Born and trained as a portrait painter in London, Wollaston moved in 1749 to New York, and subsequently to Philadelphia, Annapolis, Virginia, and Charleston where he painted nearly three hundred portraits of newly landed gentry and merchants in the then-fashionable English rococo style. His portraits, often unsigned, constitute a visual chronicle of nearly every influential aristocrat in colonial America at the time. Before he returned to London in 1767, Wollaston’s nimble poses, sumptuous fabrics, and pastel colors had influenced American portrait painters, including Robert Feke and Benjamin West.

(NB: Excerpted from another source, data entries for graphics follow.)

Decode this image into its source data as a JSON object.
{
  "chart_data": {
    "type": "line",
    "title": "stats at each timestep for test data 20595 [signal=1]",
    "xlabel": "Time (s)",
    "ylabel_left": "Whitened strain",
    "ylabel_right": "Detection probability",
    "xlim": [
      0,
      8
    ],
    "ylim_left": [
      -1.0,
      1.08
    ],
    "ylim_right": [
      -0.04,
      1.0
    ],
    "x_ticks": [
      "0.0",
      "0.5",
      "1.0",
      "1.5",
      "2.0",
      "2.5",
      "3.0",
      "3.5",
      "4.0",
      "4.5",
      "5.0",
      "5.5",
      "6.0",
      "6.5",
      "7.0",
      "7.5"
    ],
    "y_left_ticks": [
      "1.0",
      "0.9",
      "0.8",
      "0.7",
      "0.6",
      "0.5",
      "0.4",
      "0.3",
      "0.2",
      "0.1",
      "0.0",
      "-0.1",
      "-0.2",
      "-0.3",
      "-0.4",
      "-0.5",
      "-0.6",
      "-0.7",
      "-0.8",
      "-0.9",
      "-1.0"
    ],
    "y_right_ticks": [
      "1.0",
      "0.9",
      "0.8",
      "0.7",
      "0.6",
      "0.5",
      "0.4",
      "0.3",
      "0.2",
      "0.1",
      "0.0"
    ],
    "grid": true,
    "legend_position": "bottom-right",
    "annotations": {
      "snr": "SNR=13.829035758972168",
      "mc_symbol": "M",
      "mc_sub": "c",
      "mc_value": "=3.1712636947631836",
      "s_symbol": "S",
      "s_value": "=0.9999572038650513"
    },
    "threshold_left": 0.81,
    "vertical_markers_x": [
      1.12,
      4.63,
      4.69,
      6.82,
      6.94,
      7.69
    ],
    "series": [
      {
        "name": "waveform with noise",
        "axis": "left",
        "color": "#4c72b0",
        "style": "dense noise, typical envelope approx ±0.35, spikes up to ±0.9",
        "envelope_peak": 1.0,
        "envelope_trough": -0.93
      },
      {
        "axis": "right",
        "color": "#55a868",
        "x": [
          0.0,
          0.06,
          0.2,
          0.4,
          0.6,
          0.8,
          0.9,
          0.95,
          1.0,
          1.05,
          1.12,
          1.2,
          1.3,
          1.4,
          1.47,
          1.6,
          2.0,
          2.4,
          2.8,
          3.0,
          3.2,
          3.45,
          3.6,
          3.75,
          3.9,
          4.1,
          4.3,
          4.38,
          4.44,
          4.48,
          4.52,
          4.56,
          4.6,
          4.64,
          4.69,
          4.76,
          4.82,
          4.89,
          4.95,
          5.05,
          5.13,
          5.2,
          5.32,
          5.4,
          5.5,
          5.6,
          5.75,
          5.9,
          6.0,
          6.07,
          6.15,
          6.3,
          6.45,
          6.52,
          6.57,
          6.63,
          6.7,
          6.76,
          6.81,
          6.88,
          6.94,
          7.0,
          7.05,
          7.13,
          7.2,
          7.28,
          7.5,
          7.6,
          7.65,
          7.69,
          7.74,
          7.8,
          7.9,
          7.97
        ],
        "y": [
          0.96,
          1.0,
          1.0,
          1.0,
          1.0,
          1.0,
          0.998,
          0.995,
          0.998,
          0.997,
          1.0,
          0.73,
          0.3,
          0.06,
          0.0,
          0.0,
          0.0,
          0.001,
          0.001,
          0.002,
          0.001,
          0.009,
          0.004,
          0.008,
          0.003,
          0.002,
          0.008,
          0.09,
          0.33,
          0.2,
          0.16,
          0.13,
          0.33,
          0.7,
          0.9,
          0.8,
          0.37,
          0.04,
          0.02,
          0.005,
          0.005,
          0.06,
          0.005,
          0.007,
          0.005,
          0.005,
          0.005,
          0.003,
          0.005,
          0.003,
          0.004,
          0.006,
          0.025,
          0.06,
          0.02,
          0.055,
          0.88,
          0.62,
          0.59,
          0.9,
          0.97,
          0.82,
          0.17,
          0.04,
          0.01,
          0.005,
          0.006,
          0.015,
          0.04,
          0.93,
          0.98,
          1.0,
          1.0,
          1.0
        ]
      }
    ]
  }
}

Wollaston completed several portraits of the young scions of America’s leading families. Like the present sitter and William Holmes (see image) his well-born boys show off their family’s newly established prosperity in the colony. Often depicted with their hunting dog against the landscape of their family estate, they are dressed formally as adults in breeches, shirts with tight collars and flared sleeves, and finely executed silk waistcoats and jackets. With his body turned slightly to the left, his head in the opposite direction to engage the viewer, and his right hand on his hip, the present boy assumes the same posture as many of Wollaston’s standing men, like Ryland Randolph (see image).

This painting came to Boston College with a plaque on its frame attributing it to the Scottish artist John Smibert and identifying the sitter as the young George Berkeley (1685–1753), who became a distinguished philosopher and Anglo-Irish Bishop. Between 1728 and 1732 Bishop Berkeley moved from Ireland to Middletown, Rhode Island, where he became a plantation owner and enslaver He brought with him to Rhode Island John Smibert (1666–1751), whom he met for the first time in Italy in 1719–20, long after Berkeley would have been the age of the boy in the portrait. Thus, the frame’s plaque probably reflects a mendacious dealer’s attempt to enhance the painting’s appeal to an Irish-American buyer and, moreover, explains why it might have been given to Boston College.

Portrait of William Holmes
Portrait of William Holmes, c. 1765–67. Oil on canvas, Museum of Fine Arts, Houston.
Portrait of Ryland Randolph
Portrait of Ryland Randolph, c. 1755–58. Oil on canvas, Wilton House Museum, Richmond.